Parents should advocate for any child or teenager that was the occupant of a car that has been involved in an automobile accident.
A child might not do an adequate job of sharing information about his/her injury.
A child’s limited vocabulary might make it difficult for that young victim to describe the exact nature of any pain. That could allow for entrance of an unwanted issue—the inability to distinguish new pains from any old ones. For instance, a teen or child with an earache might be sitting in an auto when it was rear-ended. As a result, that young occupant might have experienced great pain. A doctor could use the victim’s help, during an effort to distinguish any new pains from the old ones.
Changes in the child’s learning skills could arise at a time when the same young student was experiencing the challenges associated with a new institution. The child’s family might have moved, so that the family’s children had to attend a new school, or the injured child/teen might have begun classes at a Middle or High School.
—That could make it harder for parents to detect problems with learning materials in the classroom.
—It might also cloud the serious nature of a child or teen’s failure to understand and follow presented directions.
—Parents of injured teenagers should not shrug off changes in their behavior, and assume that it reflects the erratic behavior of all teenagers.

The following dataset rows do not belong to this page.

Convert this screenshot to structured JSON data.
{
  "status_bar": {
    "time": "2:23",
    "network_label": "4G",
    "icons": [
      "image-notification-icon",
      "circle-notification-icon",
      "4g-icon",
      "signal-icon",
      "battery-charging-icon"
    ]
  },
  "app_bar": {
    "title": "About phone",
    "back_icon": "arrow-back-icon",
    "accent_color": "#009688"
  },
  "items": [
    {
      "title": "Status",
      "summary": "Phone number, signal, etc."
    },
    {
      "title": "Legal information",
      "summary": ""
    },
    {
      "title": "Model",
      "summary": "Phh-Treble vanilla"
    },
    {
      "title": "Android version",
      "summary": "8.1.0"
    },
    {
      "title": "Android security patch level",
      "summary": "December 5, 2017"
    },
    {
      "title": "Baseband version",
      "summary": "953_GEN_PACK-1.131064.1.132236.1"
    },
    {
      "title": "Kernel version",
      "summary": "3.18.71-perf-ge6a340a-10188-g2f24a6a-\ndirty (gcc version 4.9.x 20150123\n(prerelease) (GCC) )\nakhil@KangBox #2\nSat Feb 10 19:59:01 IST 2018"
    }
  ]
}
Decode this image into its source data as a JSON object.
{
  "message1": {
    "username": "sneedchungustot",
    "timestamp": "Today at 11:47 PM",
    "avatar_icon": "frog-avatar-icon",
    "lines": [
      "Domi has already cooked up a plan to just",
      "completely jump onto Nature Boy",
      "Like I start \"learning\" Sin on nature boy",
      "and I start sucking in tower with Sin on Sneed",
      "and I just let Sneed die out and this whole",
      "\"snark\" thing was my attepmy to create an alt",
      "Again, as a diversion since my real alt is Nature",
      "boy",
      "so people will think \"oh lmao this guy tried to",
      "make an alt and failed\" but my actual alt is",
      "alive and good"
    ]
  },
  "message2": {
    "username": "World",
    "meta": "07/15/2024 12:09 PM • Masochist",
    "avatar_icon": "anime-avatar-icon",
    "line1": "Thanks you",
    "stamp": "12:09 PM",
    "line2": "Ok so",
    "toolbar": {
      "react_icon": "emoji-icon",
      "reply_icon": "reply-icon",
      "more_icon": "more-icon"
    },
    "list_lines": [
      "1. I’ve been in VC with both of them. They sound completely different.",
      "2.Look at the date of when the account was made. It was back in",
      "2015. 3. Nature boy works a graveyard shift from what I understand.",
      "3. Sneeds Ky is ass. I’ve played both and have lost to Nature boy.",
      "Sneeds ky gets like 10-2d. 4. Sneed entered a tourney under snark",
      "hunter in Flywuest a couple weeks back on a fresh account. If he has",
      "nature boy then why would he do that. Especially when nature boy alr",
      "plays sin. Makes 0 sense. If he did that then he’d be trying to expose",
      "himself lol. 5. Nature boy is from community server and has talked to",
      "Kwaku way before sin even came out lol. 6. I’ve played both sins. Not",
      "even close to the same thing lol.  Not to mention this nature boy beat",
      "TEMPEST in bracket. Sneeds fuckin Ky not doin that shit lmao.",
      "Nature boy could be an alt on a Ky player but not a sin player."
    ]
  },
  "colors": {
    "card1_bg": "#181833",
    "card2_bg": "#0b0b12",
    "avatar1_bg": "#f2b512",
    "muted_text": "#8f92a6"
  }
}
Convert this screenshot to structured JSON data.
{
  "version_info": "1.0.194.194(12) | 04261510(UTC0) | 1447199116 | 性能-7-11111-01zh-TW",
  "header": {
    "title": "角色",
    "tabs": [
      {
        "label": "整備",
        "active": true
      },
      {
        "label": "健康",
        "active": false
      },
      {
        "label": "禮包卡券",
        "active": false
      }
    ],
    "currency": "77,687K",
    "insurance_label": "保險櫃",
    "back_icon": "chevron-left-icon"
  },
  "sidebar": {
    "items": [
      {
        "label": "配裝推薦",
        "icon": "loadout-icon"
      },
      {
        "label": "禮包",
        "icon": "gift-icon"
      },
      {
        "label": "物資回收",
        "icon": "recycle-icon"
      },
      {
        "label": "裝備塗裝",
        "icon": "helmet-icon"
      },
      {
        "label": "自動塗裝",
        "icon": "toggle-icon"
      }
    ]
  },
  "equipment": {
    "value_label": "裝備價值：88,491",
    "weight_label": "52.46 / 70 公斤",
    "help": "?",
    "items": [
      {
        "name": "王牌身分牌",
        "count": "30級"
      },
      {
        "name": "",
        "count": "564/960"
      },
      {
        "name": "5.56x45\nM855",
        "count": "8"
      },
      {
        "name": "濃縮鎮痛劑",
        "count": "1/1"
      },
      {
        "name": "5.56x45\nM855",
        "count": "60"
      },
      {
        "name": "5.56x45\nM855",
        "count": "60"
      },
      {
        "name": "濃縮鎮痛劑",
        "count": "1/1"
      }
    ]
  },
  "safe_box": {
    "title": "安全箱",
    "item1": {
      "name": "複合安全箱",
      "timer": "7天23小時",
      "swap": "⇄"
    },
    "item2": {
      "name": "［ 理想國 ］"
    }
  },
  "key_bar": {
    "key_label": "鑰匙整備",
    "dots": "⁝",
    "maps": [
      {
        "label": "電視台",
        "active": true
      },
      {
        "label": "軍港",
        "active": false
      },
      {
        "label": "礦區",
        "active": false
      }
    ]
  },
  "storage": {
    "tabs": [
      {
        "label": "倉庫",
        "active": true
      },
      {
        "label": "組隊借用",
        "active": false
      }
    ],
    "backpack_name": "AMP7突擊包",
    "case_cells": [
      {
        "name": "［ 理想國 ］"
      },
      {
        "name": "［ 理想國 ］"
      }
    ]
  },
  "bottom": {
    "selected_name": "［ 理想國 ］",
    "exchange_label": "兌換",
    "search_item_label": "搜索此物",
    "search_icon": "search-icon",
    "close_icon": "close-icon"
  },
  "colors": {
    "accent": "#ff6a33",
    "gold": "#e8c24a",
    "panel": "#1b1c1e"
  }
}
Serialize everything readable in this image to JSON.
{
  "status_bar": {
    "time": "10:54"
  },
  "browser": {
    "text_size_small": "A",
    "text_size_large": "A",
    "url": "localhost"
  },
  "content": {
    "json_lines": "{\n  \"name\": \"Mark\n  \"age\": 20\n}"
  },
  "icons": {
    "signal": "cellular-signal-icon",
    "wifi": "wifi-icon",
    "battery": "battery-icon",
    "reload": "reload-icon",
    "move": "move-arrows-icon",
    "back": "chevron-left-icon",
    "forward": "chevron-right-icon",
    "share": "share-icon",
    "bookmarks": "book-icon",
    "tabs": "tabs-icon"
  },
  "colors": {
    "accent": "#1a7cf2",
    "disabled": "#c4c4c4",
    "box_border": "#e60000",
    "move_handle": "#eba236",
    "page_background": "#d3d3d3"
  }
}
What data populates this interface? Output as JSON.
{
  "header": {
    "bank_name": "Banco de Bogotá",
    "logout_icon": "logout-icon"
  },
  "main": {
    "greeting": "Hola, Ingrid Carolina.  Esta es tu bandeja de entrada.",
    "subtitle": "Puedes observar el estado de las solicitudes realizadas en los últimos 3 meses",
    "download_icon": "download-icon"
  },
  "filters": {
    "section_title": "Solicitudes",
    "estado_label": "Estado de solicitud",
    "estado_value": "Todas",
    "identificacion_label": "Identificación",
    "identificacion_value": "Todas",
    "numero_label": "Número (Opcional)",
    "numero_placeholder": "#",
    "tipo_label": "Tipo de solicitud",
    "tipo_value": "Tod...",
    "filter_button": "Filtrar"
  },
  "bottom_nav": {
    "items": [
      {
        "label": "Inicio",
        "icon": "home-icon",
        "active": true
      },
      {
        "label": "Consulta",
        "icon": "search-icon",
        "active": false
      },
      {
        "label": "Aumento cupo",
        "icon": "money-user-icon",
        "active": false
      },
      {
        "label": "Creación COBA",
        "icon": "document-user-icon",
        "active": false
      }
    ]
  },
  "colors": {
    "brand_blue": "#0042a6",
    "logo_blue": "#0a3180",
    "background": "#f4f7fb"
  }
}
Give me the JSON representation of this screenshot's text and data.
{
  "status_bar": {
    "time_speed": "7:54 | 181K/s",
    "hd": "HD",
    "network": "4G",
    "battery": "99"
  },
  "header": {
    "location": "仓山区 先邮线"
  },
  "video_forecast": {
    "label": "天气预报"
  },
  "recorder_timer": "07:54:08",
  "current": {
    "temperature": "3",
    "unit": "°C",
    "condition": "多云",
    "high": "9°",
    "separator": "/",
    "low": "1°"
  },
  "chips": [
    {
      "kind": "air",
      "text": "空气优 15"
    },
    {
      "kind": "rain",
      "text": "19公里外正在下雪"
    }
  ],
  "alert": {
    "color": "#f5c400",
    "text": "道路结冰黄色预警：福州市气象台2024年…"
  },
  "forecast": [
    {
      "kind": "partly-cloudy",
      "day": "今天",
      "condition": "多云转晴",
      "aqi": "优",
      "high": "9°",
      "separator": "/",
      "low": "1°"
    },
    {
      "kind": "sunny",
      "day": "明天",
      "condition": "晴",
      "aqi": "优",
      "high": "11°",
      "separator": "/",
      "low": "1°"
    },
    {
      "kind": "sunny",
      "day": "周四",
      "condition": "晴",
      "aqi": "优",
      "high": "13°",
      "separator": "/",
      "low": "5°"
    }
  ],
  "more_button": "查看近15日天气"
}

One issue that is really a benefit
A court will usually allow extension of the timeline for filing a personal injury lawsuit, if the injured person happens to be less than 18 years of age. Parents that have retained a lawyer should be able to take advantage of the court’s willingness to grant such an extension. That aspect of the law could prove especially beneficial, if the injured young person has sustained a condition with slow-to-emerge symptoms.
A warning for parents
If parents do not undertake the proper actions, the issue that could become a benefit might escape the parent’s notice. A parent might believe that a young person has failed to show any symptoms, and should not be in need of a visit to a doctor’s office, or to a hospital or clinic, as per personal injury lawyer in Ottawa.
If that were to be the case, then there would be no proof of a link between the accident and any possible, slow-to-emerge symptoms. In fact, the child/teen might even develop a symptom that the pediatrician or family doctor could not explain. Thus, there would be no medical record on which to build a sound personal injury case, once the younger person had finally reached the magic age of 18.